In the lattice of ideals, what are the lowerbounds of the prime ideals? Take the lattice of ideals in a non-commutative ring with 1. It is well known that the lowerbounds of all the maximal ideals are the superfluous ideals. Is there a similar characterization for the lowerbounds of all the prime ideals? They must be close to the sum of nilpotent ideals but I can't seem to prove it.
 A: The situation for the maximal ideals is clear cut since the greatest lower bound (their intersection, the Brown-McCoy radical) happens to be the biggest superfluous ideal of the ring. Any ideal below it is also superfluous, and it contains all superfluous ideals.
Following this, we consider the intersection of all prime ideals (The "lower nilradical", "prime radical" or "Baer radical"). 
It's known (you can check Lambek's Lectures on rings and modules) that the prime radical of a ring consists of all its strongly nilpotent elements. (The definition of $a$ being "strongly nilpotent" is that every sequence beginning with $a_1=a$ such that $a_{i+1}\in a_nRa_n$ has a term which is zero, so that it terminates in zeros.)
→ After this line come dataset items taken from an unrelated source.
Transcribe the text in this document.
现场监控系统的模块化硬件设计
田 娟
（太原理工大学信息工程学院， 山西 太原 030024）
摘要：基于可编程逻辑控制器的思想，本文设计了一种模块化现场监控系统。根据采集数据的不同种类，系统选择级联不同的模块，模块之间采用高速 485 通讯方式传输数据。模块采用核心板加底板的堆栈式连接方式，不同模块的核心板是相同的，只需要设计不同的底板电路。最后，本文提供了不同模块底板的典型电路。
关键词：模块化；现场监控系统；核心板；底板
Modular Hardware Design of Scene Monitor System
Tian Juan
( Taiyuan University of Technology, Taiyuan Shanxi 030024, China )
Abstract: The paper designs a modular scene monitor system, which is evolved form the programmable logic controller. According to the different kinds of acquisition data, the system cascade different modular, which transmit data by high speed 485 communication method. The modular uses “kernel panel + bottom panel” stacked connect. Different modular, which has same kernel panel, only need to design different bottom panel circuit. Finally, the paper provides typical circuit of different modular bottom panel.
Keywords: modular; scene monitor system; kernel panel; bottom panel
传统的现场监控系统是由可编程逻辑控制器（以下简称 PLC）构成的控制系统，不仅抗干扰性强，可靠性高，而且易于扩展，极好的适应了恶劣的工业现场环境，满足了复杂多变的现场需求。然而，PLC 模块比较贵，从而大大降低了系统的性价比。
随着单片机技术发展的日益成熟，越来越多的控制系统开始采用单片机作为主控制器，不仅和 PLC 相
If we define a "strongly nil ideal" to be one in which all elements are strongly nilpotent, then the prime radical is the largest strongly nil ideal, and it is obvious that all ideals contained within it are strongly nil ideals, and it's clear that all strongly nil ideals are contained in the prime radical.

The sum of all nilpotent ideals is obviously contained inside the prime radical, but it may be strictly smaller.